Recruiting policies throughout the Three Kingdoms appear to
have been driven by official concerns for domestic stability regardless of the
impact on foreign relations. Thus, contractors for the Spanish Army of Flanders
were allowed to recruit in Ireland even though this was prejudicial to Dutch
interests. Recruiting for the Spanish army was briefly prohibited following the
discovery of the Gunpowder Plot of 1605, but by 1606 at least four Spanish
recruiting parties were busy in Ireland because Dublin Castle assigned a higher
priority to cleansing Ireland of swordsmen. James I also encouraged English
Catholics to serve in the Spanish army, despite the fact that this facilitated
communications of Catholic recusants in England with their friends and kinsmen
in Flanders, permitted young men from English Catholic families to be educated
overseas and made it easier for priests, disguised as soldiers, to return home.

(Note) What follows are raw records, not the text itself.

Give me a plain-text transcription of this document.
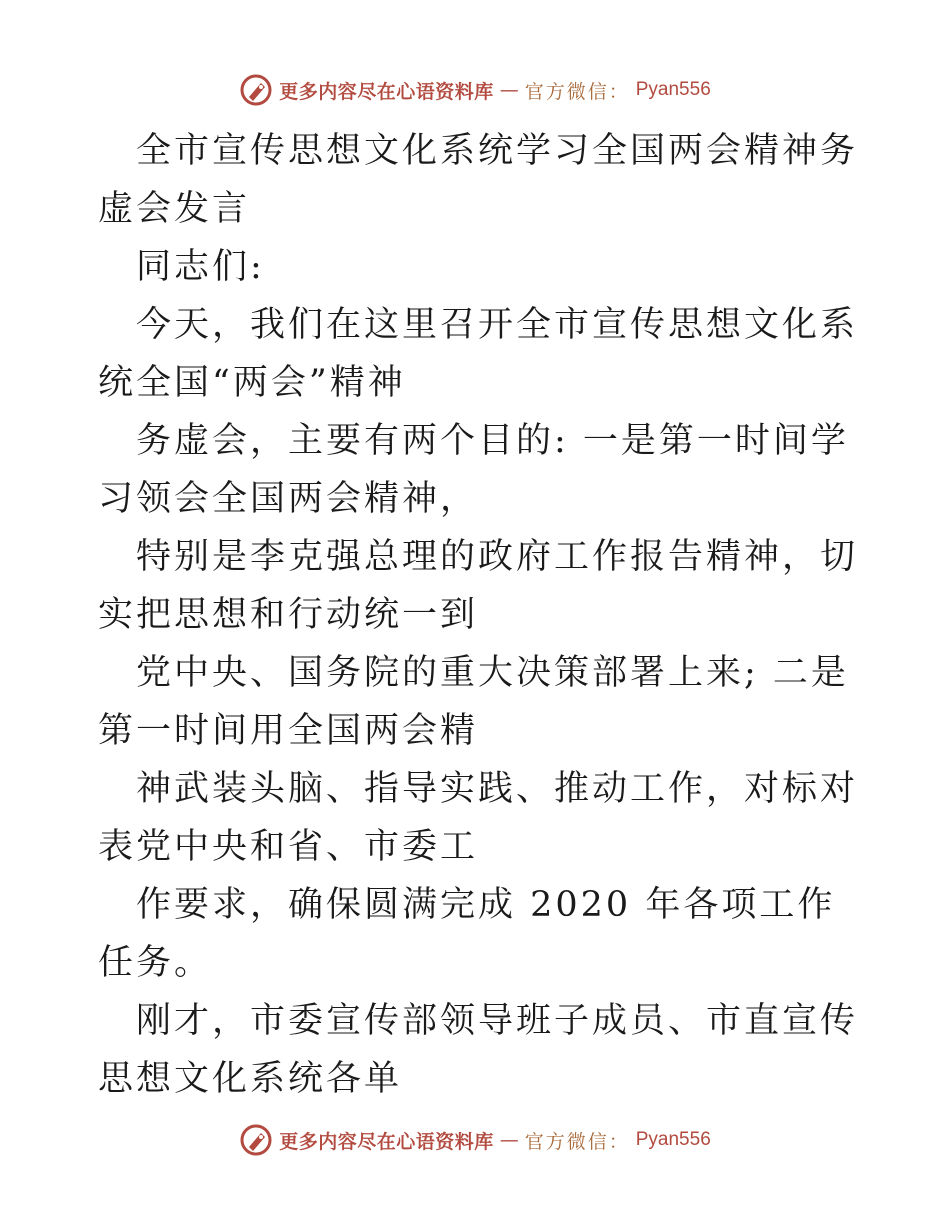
更多内容尽在心语资料库 — 官方微信： Pyan556

全市宣传思想文化系统学习全国两会精神务虚会发言

同志们:

今天，我们在这里召开全市宣传思想文化系统全国“两会”精神

务虚会，主要有两个目的: 一是第一时间学习领会全国两会精神，

特别是李克强总理的政府工作报告精神，切实把思想和行动统一到

党中央、国务院的重大决策部署上来; 二是第一时间用全国两会精

神武装头脑、指导实践、推动工作，对标对表党中央和省、市委工

作要求，确保圆满完成 2020 年各项工作任务。

刚才，市委宣传部领导班子成员、市直宣传思想文化系统各单

更多内容尽在心语资料库 — 官方微信： Pyan556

While it was lawful for subjects of the king of England to serve in foreign
armies, it was made a felony to leave the country for that purpose without
first having sworn an oath not to be reconciled to the pope and not to be a
party to any conspiracy or plot against the king. For their part the Spaniards
never missed an opportunity to subvert the king's subjects. Thus, William
Trumbull wrote to Sir Dudley Carleton from Brussels in 1619 that Archibald
Campbell, seventh earl of Argyll, who was scorned at home, was 'caressed' by
the Spaniards and given an annual pension of £1,500. The Irish earls and their
gentlemen retainers who went to Flanders found a welcome from kinsmen who had
already settled there and a government which was happy to educate-and
indoctrinate-their sons.
The number of men from the British Isles who volunteered,
were recruited by military enterprisers and contractors or were impressed for
service in the various armies of mainland Europe during the Thirty Years War
was at least 55,000 and may have totalled as many as 80,000. The number of
Englishmen was between 10,000 and 15,000; the total of the Irish probably
exceeded 15,000; and the Scots, who appear to have been everywhere, certainly
numbered at least 25,000, but could have been as numerous as 50,000. The dates
of the Thirty Years War as usually given are, of course, arbitrary and merely
represent the widening of a number of conflicts; nor did the Peace of
Westphalia (1648) end the conflict between France and Spain, in whose armies
substantial numbers of soldiers from Scotland and Ireland served. Perhaps as
many as 20,000 Irish soldiers had already fought in the Spanish Army of Flanders
between 1586 and 1611.
Although only 4,000 Irish were serving in that army in 1623,
one must remember that wastage rates of 50 per cent a year when armies were in
the field were not unusual. As many as 25,000 Irishmen, assigned to seven
regiments, probably served in the French army between 1635 and 1664.
Twenty-five thousand soldiers from Scotland seems like a great many, since this
would represent one-tenth of the adult male population of Scotland, yet there
is good reason for thinking that such a figure is a low estimate. Twenty-five
thousand soldiers from the British Isles served with the Swedish army during a
three-year period between 1629 and 1631. The Swedish army at one time had
thirteen Scottish regiments, each with an authorized strength of 1,008 men.
Donald Mackay, first Lord Reay, the busiest of all Scottish military
enterprisers, alone recruited 10,000 Scots for the Swedish army between 1629
and the mid-1630s. The Danish army employed 10,000 to 12,000 Scots and English
soldiers before its participation in the Thirty Years War collapsed. Because of
poverty, as many as 100,000 Scots (10 per cent of the total population)
emigrated from Scotland in the early seventeenth century, and Allan Macinnes
estimates that half of them were soldiers.